Qantas hands out $50 credits in an apology to flyers
The airline is also extending the travel status of customers above the silver tier of its program – including gold and platinum – for another 12 months.
Qantas will gift most of its 14 million frequent flyers a $50 travel credit in a major brand resuscitation exercise for the embattled airline.
The airline is also extending the travel status of customers above the silver tier of its program – including gold and platinum – for another 12 months.
The reward is intended to thank customers for persevering with Qantas in the face of months of poor on-time performance, record cancellations and thousands of mishandled bags.
In a video message sent to frequent flyers, Qantas chief executive Alan Joyce said “the return to flying had not all gone smoothly” and it was not what customers expected from the airline.
“On behalf of the national carrier, I want to apologise and assure you that we’re working hard to get back to our best,” Mr Joyce said.
“Throughout this time, our customers have been very understanding so as well as saying sorry we want to say thank you.”
The $50 travel credit would be available to all Australian and New Zealand-based frequent flyers towards a return Qantas flight.
The Australian first revealed the sweeteners on Sunday. It was estimated the gift to frequent flyers would add about $700m to Qantas’ bank of unused travel credits, on top of the $1bn worth of credits issued over the course of the pandemic, and awaiting redemption.
Qantas’s management of travel credits is currently the subject of an Australian Competition and Consumer Commission investigation.
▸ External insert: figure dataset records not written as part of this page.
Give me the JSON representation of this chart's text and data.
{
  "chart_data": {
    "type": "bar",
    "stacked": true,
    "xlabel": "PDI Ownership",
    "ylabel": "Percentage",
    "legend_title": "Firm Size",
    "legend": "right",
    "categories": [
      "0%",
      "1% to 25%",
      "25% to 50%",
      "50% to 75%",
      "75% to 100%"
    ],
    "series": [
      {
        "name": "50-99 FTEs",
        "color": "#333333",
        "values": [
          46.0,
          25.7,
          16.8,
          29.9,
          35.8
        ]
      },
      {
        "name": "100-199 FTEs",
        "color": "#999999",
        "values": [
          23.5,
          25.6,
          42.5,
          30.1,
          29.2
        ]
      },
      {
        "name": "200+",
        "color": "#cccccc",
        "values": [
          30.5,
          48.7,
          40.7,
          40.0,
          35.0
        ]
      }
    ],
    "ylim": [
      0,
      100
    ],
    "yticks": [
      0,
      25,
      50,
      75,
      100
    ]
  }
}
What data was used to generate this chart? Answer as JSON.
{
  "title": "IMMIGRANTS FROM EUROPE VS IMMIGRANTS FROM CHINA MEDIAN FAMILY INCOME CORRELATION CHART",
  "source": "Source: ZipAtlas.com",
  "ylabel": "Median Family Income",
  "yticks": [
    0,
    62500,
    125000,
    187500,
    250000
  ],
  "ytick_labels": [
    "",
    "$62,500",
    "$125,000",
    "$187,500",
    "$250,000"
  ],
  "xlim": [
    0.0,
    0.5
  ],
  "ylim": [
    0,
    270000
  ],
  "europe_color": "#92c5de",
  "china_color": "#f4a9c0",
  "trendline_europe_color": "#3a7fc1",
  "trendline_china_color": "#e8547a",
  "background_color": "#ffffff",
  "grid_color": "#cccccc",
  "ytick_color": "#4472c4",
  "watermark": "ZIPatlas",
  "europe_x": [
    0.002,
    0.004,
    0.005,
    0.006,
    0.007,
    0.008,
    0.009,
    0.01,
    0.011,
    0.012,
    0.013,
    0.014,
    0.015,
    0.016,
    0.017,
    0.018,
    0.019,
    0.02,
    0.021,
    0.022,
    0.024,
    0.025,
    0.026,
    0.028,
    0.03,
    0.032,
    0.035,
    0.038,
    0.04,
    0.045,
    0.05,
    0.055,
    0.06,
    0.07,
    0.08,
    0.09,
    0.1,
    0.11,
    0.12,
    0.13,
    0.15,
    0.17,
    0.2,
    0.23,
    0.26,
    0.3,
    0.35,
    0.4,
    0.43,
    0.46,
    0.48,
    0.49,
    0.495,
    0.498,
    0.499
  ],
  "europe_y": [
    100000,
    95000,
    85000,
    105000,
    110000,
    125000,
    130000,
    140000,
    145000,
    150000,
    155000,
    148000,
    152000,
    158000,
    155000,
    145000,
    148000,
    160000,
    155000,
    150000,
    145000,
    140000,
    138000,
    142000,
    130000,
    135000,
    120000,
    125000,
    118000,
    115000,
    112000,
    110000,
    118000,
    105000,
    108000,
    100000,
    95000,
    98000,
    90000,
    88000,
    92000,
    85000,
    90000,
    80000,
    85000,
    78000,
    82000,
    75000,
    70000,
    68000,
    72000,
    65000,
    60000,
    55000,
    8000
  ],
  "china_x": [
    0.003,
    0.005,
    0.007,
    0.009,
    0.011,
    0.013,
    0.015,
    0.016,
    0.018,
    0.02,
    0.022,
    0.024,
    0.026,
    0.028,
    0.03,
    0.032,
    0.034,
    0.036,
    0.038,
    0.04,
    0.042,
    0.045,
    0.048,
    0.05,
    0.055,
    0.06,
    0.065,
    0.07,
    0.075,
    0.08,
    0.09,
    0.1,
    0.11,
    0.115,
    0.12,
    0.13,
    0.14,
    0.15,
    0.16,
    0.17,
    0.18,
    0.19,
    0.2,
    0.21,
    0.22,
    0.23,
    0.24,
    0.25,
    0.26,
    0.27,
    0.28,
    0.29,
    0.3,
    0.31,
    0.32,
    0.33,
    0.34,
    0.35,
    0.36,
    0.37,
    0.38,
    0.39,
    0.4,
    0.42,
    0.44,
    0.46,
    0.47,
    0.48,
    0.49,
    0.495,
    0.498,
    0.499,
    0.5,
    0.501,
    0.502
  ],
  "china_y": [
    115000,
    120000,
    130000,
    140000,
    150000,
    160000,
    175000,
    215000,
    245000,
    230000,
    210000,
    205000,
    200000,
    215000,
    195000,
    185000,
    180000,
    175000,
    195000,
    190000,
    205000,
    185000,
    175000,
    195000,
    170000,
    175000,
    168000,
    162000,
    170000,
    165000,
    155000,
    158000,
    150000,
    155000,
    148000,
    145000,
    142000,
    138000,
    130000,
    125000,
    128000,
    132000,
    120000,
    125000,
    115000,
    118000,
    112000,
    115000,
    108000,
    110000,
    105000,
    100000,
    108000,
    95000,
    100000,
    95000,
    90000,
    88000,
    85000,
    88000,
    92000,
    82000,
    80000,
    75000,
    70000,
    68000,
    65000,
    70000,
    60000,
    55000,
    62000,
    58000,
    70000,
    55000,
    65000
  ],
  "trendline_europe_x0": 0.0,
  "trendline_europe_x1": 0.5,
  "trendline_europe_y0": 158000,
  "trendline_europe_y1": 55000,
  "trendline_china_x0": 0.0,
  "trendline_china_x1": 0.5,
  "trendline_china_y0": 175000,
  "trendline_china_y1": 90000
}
As part of the brand rebuild, other bonuses were being extended to frequent flyers of silver status and above, including invitations to visit the Qantas Club or international business lounge.
Mr Joyce acknowledged that the most important thing for customers was a “smooth journey” and he offered an assurance Qantas was working towards that.
“We’ve hired 1500 more people since April, we’ve adjusted schedules … to deal with a 50 per cent jump in sick leave and we’re rolling our new technology to make your journey easier,” he said.
“Our teams continue to do an amazing job and with their efforts and the changes we’re making things have already improved.”
Federal government data for July showed Qantas’ on time performance rate was just over 50 per cent for arrivals and departures, and 6.2 per cent of flights or 1201, were cancelled in the month.
The grim figures were attributed to a spike in absenteeism, with 300 pilots calling in sick a day, up from 200 in previous months.
It’s understood on time performance had improved to 66 per cent of flights in August partly due to improved weather and daily meetings of Qantas senior management to tackle issues.
Qantas will announce its full year financial results on Thursday, with a third consecutive loss expected.
For the first six months of the 2022 financial year, Qantas recorded a $1.28bn underlying loss blamed on the impact of Delta lockdowns in Sydney and Melbourne, followed by the end-of-year Omicron outbreak.
Despite a positive outlook for the second half of the year, the airline industry has been rocked by high rates of sickness due to Covid-19 and influenza, bad weather and staffing shortages at airports.
Earlier this month, The Australian reported Qantas had asked its senior executives and managers to join a new contingency program that would see them leave their jobs and work as ground handlers up to five days per week for three months.
In a note to staff, the airline’s chief operating officer Colin Hughes said Qantas would recruit at least 100 managers, adding there was “no expectation that you will opt into this role on top of your full-time position”.
Some analysts have warned that the airline’s financial recovery could be dealt a blow by the poor on-time performance and high cancellation rates.
“While we are optimistic about the long term recovery in travel, we believe the environment is becoming more challenging economically due to fuel and staffing constraints,” Mr Seow wrote. “We expect in the short term, higher fuel prices and overstaffing will put pressure on margins, decrease capacity and increase difficulty for management.”